…Electrical engineer Gilbert Herrera was appointed research director of the US National Security Agency in late 2021, just as an AI revolution was brewing inside the US tech industry…when Herrera spoke with me by phone about the implications of the latest AI boom from NSA headquarters in Fort Meade, Maryland, it seemed that, like many others, the agency has been stunned by the recent success of the large language models behind ChatGPT and other hit AI products.
Will Knight: How big of a surprise was the ChatGPT moment to the NSA?
Gilbert Herrera: What I think everybody learned from the ChatGPT moment is that if you throw enough data and enough computing resources at AI, these emergent properties appear…Large language models have been around long before generative pretrained (GPT) models. But this “ChatGPT moment”—once you could ask it to write a joke, or once you can engage in a conversation—that really differentiates it from other work that we and others have done.
W Knight: The NSA and its counterparts among US allies have occasionally developed important technologies before anyone else but kept it a secret, like public key cryptography in the 1970s. Did the same thing perhaps happen with large language models?
G Herrera: At the NSA we couldn’t have created these big transformer models, because we could not use the data. We cannot use US citizen’s data. Another thing is the budget. I listened to a podcast where someone shared a Microsoft earnings call, and they said they were spending $10 billion a quarter on platform costs. [The total US intelligence budget in 2023 was $100 billion.]
It really has to be people that have enough money for capital investment that is tens of billions and [who] have access to the kind of data that can produce these emergent properties. And so it really is the hyperscalers [largest cloud companies] and potentially governments that don’t care about personal privacy, don’t have to follow personal privacy laws, and don’t have an issue with stealing data. And I’ll leave it to your imagination as to who that may be.
W K: How would the law complicate the development of language models at the NSA?
G H: We might need to keep certain datasets that were used to train models for very long periods of time, and it raises a question of their data retention issues. The other issue is, imagine getting a lot of information and it was the entire internet. You might have US persons’ data on it and might have copyrighted data. But you don’t look at it [when feeding it to an AI model]. At what time do all the laws apply?
I think it will be difficult for the intelligence community to replicate something like GPT-10, because we already know the scale of investment they have. And they can do things with data that nobody in government would ever think of doing.
K: Does widespread use of AI create new security problems for the US?
H: On day one of the release of ChatGPT, there was evidence of improved phishing attacks.
And if it improves their success rate from one in 100,000 to one in 10,000, that’s an order of magnitude improvement. Artificial intelligence is always going to favor people who don’t have to worry about quantifying margins and uncertainties in the usage of the product.
K: Is AI opening a new frontier of information security then?
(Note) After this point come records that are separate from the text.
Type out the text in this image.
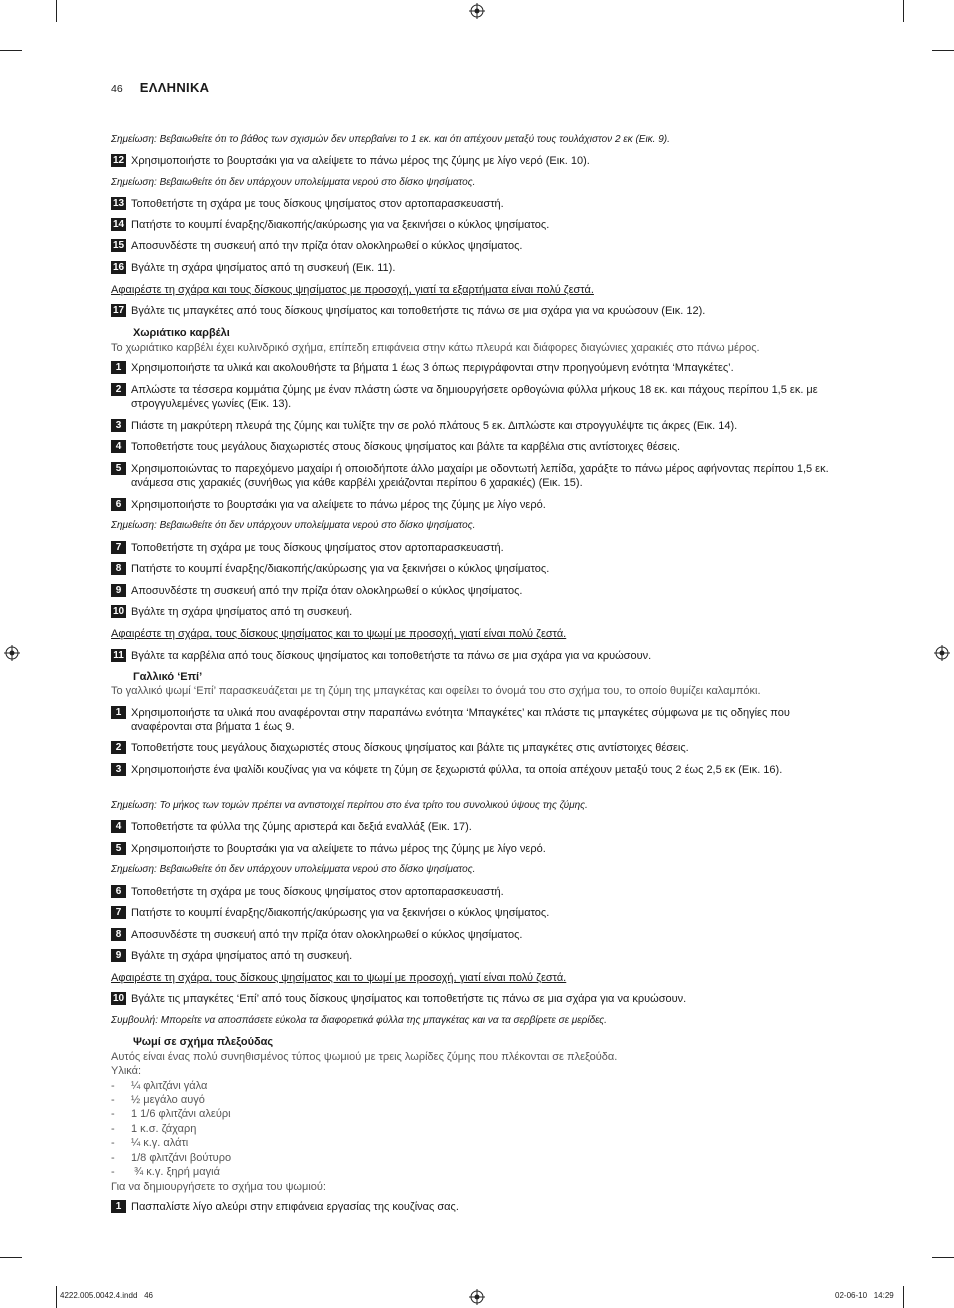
46 ΕΛΛΗΝΙΚΑ
Σημείωση: Βεβαιωθείτε ότι το βάθος των σχισμών δεν υπερβαίνει το 1 εκ. και ότι απέχουν μεταξύ τους τουλάχιστον 2 εκ (Εικ. 9).
12 Χρησιμοποιήστε το βουρτσάκι για να αλείψετε το πάνω μέρος της ζύμης με λίγο νερό (Εικ. 10).
Σημείωση: Βεβαιωθείτε ότι δεν υπάρχουν υπολείμματα νερού στο δίσκο ψησίματος.
13 Τοποθετήστε τη σχάρα με τους δίσκους ψησίματος στον αρτοπαρασκευαστή.
14 Πατήστε το κουμπί έναρξης/διακοπής/ακύρωσης για να ξεκινήσει ο κύκλος ψησίματος.
15 Αποσυνδέστε τη συσκευή από την πρίζα όταν ολοκληρωθεί ο κύκλος ψησίματος.
16 Βγάλτε τη σχάρα ψησίματος από τη συσκευή (Εικ. 11).
Αφαιρέστε τη σχάρα και τους δίσκους ψησίματος με προσοχή, γιατί τα εξαρτήματα είναι πολύ ζεστά.
17 Βγάλτε τις μπαγκέτες από τους δίσκους ψησίματος και τοποθετήστε τις πάνω σε μια σχάρα για να κρυώσουν (Εικ. 12).
Χωριάτικο καρβέλι
Το χωριάτικο καρβέλι έχει κυλινδρικό σχήμα, επίπεδη επιφάνεια στην κάτω πλευρά και διάφορες διαγώνιες χαρακιές στο πάνω μέρος.
1 Χρησιμοποιήστε τα υλικά και ακολουθήστε τα βήματα 1 έως 3 όπως περιγράφονται στην προηγούμενη ενότητα ‘Μπαγκέτες’.
2 Απλώστε τα τέσσερα κομμάτια ζύμης με έναν πλάστη ώστε να δημιουργήσετε ορθογώνια φύλλα μήκους 18 εκ. και πάχους περίπου 1,5 εκ. με στρογγυλεμένες γωνίες (Εικ. 13).
3 Πιάστε τη μακρύτερη πλευρά της ζύμης και τυλίξτε την σε ρολό πλάτους 5 εκ. Διπλώστε και στρογγυλέψτε τις άκρες (Εικ. 14).
4 Τοποθετήστε τους μεγάλους διαχωριστές στους δίσκους ψησίματος και βάλτε τα καρβέλια στις αντίστοιχες θέσεις.
5 Χρησιμοποιώντας το παρεχόμενο μαχαίρι ή οποιοδήποτε άλλο μαχαίρι με οδοντωτή λεπίδα, χαράξτε το πάνω μέρος αφήνοντας περίπου 1,5 εκ. ανάμεσα στις χαρακιές (συνήθως για κάθε καρβέλι χρειάζονται περίπου 6 χαρακιές) (Εικ. 15).
6 Χρησιμοποιήστε το βουρτσάκι για να αλείψετε το πάνω μέρος της ζύμης με λίγο νερό.
Σημείωση: Βεβαιωθείτε ότι δεν υπάρχουν υπολείμματα νερού στο δίσκο ψησίματος.
7 Τοποθετήστε τη σχάρα με τους δίσκους ψησίματος στον αρτοπαρασκευαστή.
8 Πατήστε το κουμπί έναρξης/διακοπής/ακύρωσης για να ξεκινήσει ο κύκλος ψησίματος.
9 Αποσυνδέστε τη συσκευή από την πρίζα όταν ολοκληρωθεί ο κύκλος ψησίματος.
10 Βγάλτε τη σχάρα ψησίματος από τη συσκευή.
Αφαιρέστε τη σχάρα, τους δίσκους ψησίματος και το ψωμί με προσοχή, γιατί είναι πολύ ζεστά.
11 Βγάλτε τα καρβέλια από τους δίσκους ψησίματος και τοποθετήστε τα πάνω σε μια σχάρα για να κρυώσουν.
Γαλλικό ‘Επί’
Το γαλλικό ψωμί ‘Επί’ παρασκευάζεται με τη ζύμη της μπαγκέτας και οφείλει το όνομά του στο σχήμα του, το οποίο θυμίζει καλαμπόκι.
1 Χρησιμοποιήστε τα υλικά που αναφέρονται στην παραπάνω ενότητα ‘Μπαγκέτες’ και πλάστε τις μπαγκέτες σύμφωνα με τις οδηγίες που αναφέρονται στα βήματα 1 έως 9.
2 Τοποθετήστε τους μεγάλους διαχωριστές στους δίσκους ψησίματος και βάλτε τις μπαγκέτες στις αντίστοιχες θέσεις.
3 Χρησιμοποιήστε ένα ψαλίδι κουζίνας για να κόψετε τη ζύμη σε ξεχωριστά φύλλα, τα οποία απέχουν μεταξύ τους 2 έως 2,5 εκ (Εικ. 16).
Σημείωση: Το μήκος των τομών πρέπει να αντιστοιχεί περίπου στο ένα τρίτο του συνολικού ύψους της ζύμης.
4 Τοποθετήστε τα φύλλα της ζύμης αριστερά και δεξιά εναλλάξ (Εικ. 17).
5 Χρησιμοποιήστε το βουρτσάκι για να αλείψετε το πάνω μέρος της ζύμης με λίγο νερό.
Σημείωση: Βεβαιωθείτε ότι δεν υπάρχουν υπολείμματα νερού στο δίσκο ψησίματος.
6 Τοποθετήστε τη σχάρα με τους δίσκους ψησίματος στον αρτοπαρασκευαστή.
7 Πατήστε το κουμπί έναρξης/διακοπής/ακύρωσης για να ξεκινήσει ο κύκλος ψησίματος.
8 Αποσυνδέστε τη συσκευή από την πρίζα όταν ολοκληρωθεί ο κύκλος ψησίματος.
9 Βγάλτε τη σχάρα ψησίματος από τη συσκευή.
Αφαιρέστε τη σχάρα, τους δίσκους ψησίματος και το ψωμί με προσοχή, γιατί είναι πολύ ζεστά.
10 Βγάλτε τις μπαγκέτες ‘Επί’ από τους δίσκους ψησίματος και τοποθετήστε τις πάνω σε μια σχάρα για να κρυώσουν.
Συμβουλή: Μπορείτε να αποσπάσετε εύκολα τα διαφορετικά φύλλα της μπαγκέτας και να τα σερβίρετε σε μερίδες.
Ψωμί σε σχήμα πλεξούδας
Αυτός είναι ένας πολύ συνηθισμένος τύπος ψωμιού με τρεις λωρίδες ζύμης που πλέκονται σε πλεξούδα.
Υλικά:
- ¼ φλιτζάνι γάλα
- ½ μεγάλο αυγό
- 1 1/6 φλιτζάνι αλεύρι
- 1 κ.σ. ζάχαρη
- ¼ κ.γ. αλάτι
- 1/8 φλιτζάνι βούτυρο
- ¾ κ.γ. ξηρή μαγιά
Για να δημιουργήσετε το σχήμα του ψωμιού:
1 Πασπαλίστε λίγο αλεύρι στην επιφάνεια εργασίας της κουζίνας σας.
4222.005.0042.4.indd   46	02-06-10   14:29
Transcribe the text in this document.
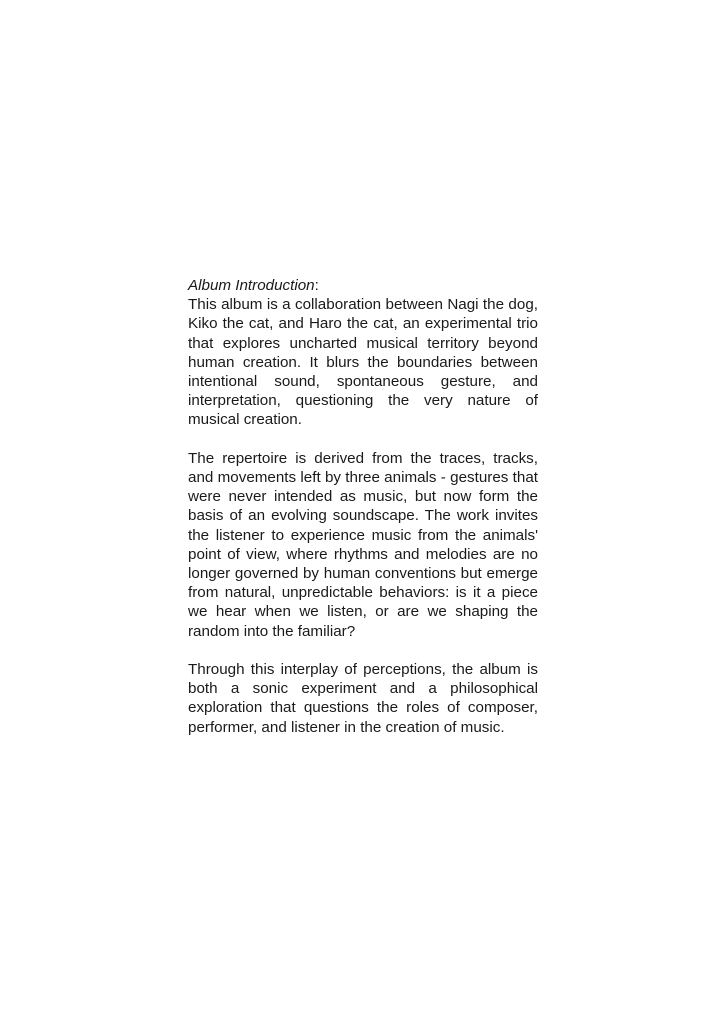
Album Introduction:

This album is a collaboration between Nagi the dog, Kiko the cat, and Haro the cat, an experimental trio that explores uncharted musical territory beyond human creation. It blurs the boundaries between intentional sound, spontaneous gesture, and interpretation, questioning the very nature of musical creation.

The repertoire is derived from the traces, tracks, and movements left by three animals - gestures that were never intended as music, but now form the basis of an evolving soundscape. The work invites the listener to experience music from the animals' point of view, where rhythms and melodies are no longer governed by human conventions but emerge from natural, unpredictable behaviors: is it a piece we hear when we listen, or are we shaping the random into the familiar?

Through this interplay of perceptions, the album is both a sonic experiment and a philosophical exploration that questions the roles of composer, performer, and listener in the creation of music.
H: They’re going to be huge new security threats. That’s one of the reasons why we formed an AI Security Center. There are a lot of things you can do to harm a model. You can steal models and engineer on them, and there are inversion attacks where you can try to steal some of the private data out of them.
The first line of defense in AI security is good cybersecurity. It means protecting your models, protecting the data that’s in there, protecting them from being stolen or manipulated.